Itabiranos relatam dificuldades de contato com a polícia via 190
Segundo moradores da cidade, o número chama sem que ninguém atenda

A falta de segurança pública em Itabira continua sendo uma pauta urgente. O número de relatos de invasões, furtos e assaltos segue aumentando rapidamente e deixando a população cada dia mais amedrontada. Na última semana, o portal DeFato recebeu uma série de relatos sobre as dificuldades para conseguir contato com a Polícia Militar por meio do número de urgência 190, ou de confeccionar boletins de ocorrência usando a delegacia virtual.
Todos os depoimentos alegam os mesmos problemas: quando se liga no 190, o telefone chama sem que ninguém atenda; ao realizar cadastro de boletim de ocorrência on-line, na delegacia virtual, o processo é interrompido pelo próprio sistema; e não há policiais nos postos físicos espalhados na cidade.
De acordo com um morador da região central, desde a última segunda-feira (29) ele vem tentando fazer um registro de um acidente de trânsito sem sucesso.
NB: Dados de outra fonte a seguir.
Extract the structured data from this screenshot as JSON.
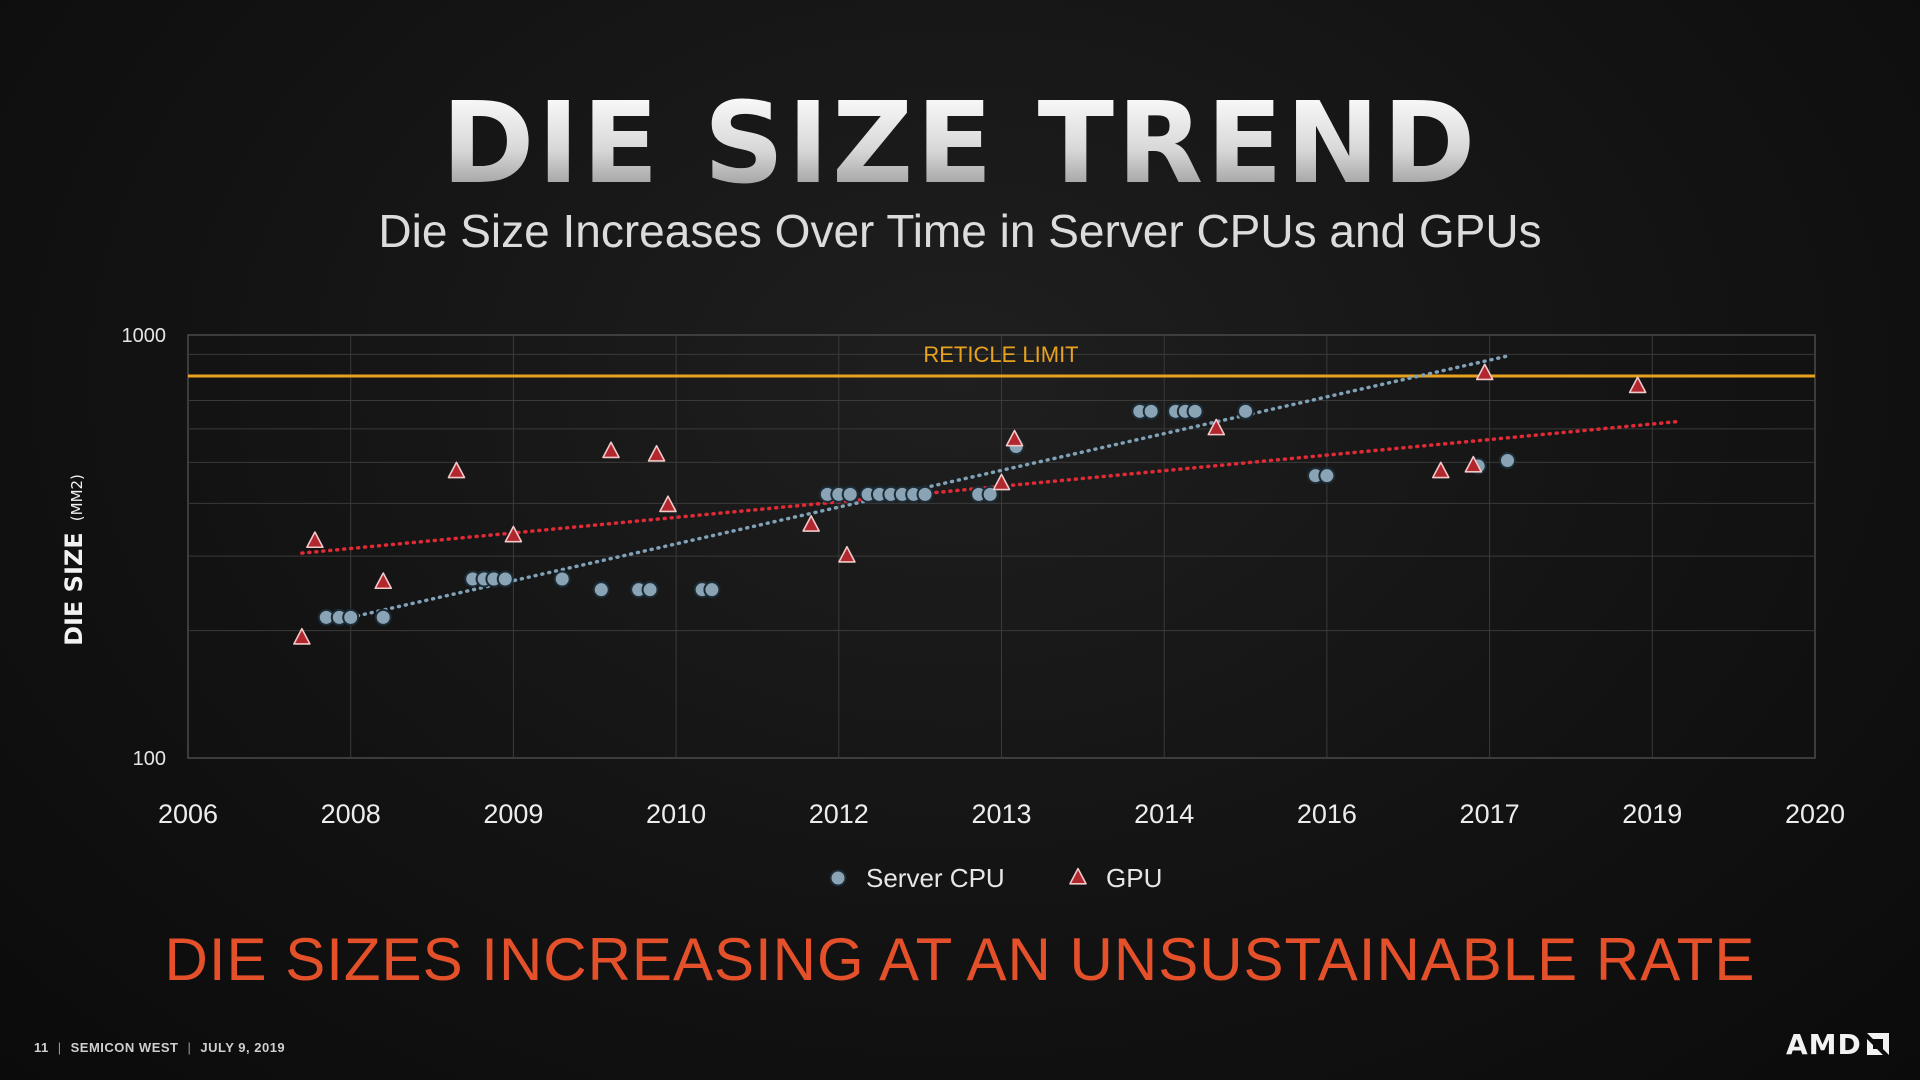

O homem, que preferiu não se identificar, contou que se envolveu num acidente sem vítimas com uma motociclista. Ele assumiu a responsabilidade pelos danos físicos no veículo e, para acionar o seguro, precisou solicitar um boletim de ocorrência. Foi quando sua saga começou.
“Desde terça-feira (30) eu tento fazer o registro, sem sucesso. Por causa dos meus horários de trabalho, dei preferência à delegacia virtual, mas já comecei a fazer o cadastro umas 100 vezes e não consegui finalizar. Quando estou no meio do preenchimento, o sistema fica indisponível e pede para fazer mais tarde”, detalha.
O homem, então, tentou buscar por auxílio dos policiais militares que ficam nas bases físicas espalhadas pela cidade. “Não encontrei ninguém. Em uma delas, uma pessoa da limpeza pediu para verificar no 190, o horário que teria alguém no quartel para eu fazer o boletim. Eu passei a manhã toda dessa sexta-feira (2) tentando falar no 190. Ninguém atende!”, comentou indignado.
O itabirano também foi até o quartel da Polícia Militar, no bairro Fênix, em busca de ajuda. “Já na guarita o policial me disse que a delegacia virtual pode estar com a rede sobrecarregada. E sobre o 190, ele disse que achava que o telefone estava atrapalhado”, descreve o homem que ainda não conseguiu registrar a ocorrência.
“Itabira não consegue fornecer um trabalho de segurança pública decente. E, pelo que eu entendi, não tem nem efetivo suficiente para atender ao telefone. Isso é muito complicado. Se a pessoa precisar de uma urgência, os policiais em Itabira não atendem”, desabafa.
Recorrente
Esse parece não ser um caso isolado. Outras pessoas procuraram a redação da DeFato para reclamar dos mesmos problemas. Uma mulher, que também preferiu se manter no anonimato, contou que há alguns dias vem tentando denunciar um caso de arruaça e perturbação da vizinhança. Segundo narra, os moradores de uma das casas causam diversos transtornos na rua.
“Os vizinhos ficam desesperados. Tem música alta, movimentação na madrugada, os moradores se desentendem com os outros residentes e a rotatividade de frequentadores também é constante. Eu venho tentando acionar a polícia pelo 190 e nunca fui atendida. A gente fica sem saber quem procurar ou o que fazer”, confessa.
A Polícia Militar, em todo o país, vem passando por um processo de regionalização dos atendimentos de emergência. Assim, as ligações efetuadas por meio do 190, em diferente cidades, são concentradas em um polo regional. O Centro de Operações da Polícia Militar (COPOM), em Itabira, é onde chegam os contatos telefônicos realizados nos municípios do entorno.
De acordo com informações não oficiais, o COPOM – atualmente – conta com apenas quatro pessoas, sendo que apenas uma delas é responsável por atender às ligações do 190. A redação da DeFato entrou em contato com a Polícia Militar e solicitou informações sobre possíveis problemas nos canais de comunicação. Até o fechamento dessa reportagem, as perguntas não tinham sido respondidas.